I know that $p_X(k) \cdot p_{Y|X}(y|k) = p_{Y,X}(y,k)$ but how can I isolate $p_Y(y)$?
If $p_X(k)$ and $p_{Y|X}(y|k)$ are given, how can we calculate $p_Y(y)$? We cannot assume that $p_Y(y)$ and $p_X(k)$ are independent.
I know that $p_X(k) \cdot p_{Y|X}(y|k) = p_{Y,X}(y,k)$ but how can I isolate $p_Y(y)$?

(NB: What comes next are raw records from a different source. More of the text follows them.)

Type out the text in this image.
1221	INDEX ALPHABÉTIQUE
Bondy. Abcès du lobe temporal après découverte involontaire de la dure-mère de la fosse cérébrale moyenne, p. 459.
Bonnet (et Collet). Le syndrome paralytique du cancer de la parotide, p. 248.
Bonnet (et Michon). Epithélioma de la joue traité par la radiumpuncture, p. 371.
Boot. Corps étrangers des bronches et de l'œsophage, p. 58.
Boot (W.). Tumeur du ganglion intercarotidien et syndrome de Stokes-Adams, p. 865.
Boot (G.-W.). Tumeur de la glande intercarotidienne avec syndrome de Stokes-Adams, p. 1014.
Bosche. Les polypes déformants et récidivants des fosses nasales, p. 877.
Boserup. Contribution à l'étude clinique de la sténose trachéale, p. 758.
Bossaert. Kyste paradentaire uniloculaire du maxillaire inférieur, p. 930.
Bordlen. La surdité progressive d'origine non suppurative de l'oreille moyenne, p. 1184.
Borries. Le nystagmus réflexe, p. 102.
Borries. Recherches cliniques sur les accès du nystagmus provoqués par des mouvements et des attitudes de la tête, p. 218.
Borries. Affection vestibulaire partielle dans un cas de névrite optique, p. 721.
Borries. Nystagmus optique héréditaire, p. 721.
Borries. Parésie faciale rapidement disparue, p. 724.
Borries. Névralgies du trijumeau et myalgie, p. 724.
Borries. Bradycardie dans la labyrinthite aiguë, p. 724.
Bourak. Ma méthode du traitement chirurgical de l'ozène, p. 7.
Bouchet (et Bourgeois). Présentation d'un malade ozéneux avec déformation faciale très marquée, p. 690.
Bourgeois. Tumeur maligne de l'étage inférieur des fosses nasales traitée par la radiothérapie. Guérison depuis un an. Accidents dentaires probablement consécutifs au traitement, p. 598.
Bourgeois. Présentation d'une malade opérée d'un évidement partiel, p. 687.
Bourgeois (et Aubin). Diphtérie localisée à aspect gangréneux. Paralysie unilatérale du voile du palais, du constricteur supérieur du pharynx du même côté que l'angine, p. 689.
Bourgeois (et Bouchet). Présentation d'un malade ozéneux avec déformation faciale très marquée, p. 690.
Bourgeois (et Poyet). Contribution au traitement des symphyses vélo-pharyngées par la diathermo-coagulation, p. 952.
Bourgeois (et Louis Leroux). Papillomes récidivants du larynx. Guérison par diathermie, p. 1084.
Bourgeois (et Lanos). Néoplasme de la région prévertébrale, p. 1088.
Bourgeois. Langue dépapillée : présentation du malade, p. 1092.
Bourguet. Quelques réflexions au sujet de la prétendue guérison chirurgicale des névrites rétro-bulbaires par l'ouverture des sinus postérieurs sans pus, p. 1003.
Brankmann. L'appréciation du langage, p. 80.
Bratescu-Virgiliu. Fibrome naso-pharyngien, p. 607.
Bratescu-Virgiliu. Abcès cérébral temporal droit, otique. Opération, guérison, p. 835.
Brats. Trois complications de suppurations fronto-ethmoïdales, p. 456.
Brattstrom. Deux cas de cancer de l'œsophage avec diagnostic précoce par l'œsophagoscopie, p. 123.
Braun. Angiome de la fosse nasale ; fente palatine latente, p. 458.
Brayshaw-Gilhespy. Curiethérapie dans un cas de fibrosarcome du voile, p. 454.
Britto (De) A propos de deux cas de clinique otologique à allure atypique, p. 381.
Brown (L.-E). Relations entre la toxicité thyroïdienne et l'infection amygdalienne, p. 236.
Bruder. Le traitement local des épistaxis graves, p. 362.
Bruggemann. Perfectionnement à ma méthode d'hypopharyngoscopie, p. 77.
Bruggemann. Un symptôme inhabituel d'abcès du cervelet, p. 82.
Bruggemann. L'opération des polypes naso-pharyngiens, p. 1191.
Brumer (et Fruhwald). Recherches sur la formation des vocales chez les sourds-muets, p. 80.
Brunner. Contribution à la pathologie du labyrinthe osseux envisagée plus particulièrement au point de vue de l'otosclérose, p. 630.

Since you are dealing with discrete random variables, the way you find $p_Y(y)$ is using summations:
$p_Y(y) = \sum_k p_{Y,X}(y,k) = \sum_k p_{Y\mid X}(y\mid k)p_X(k)$
where the sum on the right should be recognized as coming from the law of total probability. Note that $p_{Y\mid X}(y\mid k)$ is the conditional probability of the event $A = \{Y = y\}$ given that the event $B_k = \{X = k\}$ has occurred, while $p_X(k) = P\{X = k\}$ is just $P(B_k)$. The law of total probability tells us that
$P(A) = \sum_k P(A\mid B_k)P(B_k)$
where the events $B_k$ are a (countable) partition of the sample space.
Hint:
Use $p_Y(y)=\int_x p_{Y,X}(y,x) dx = \int_x p_X(x) \cdot p_{Y|X}(y|x) dx$
EDIT:
For discrete case, just replace integration by summation as pointed out by Dilip.
P.S: How come you knew that he meant discrete and not continuous random variable??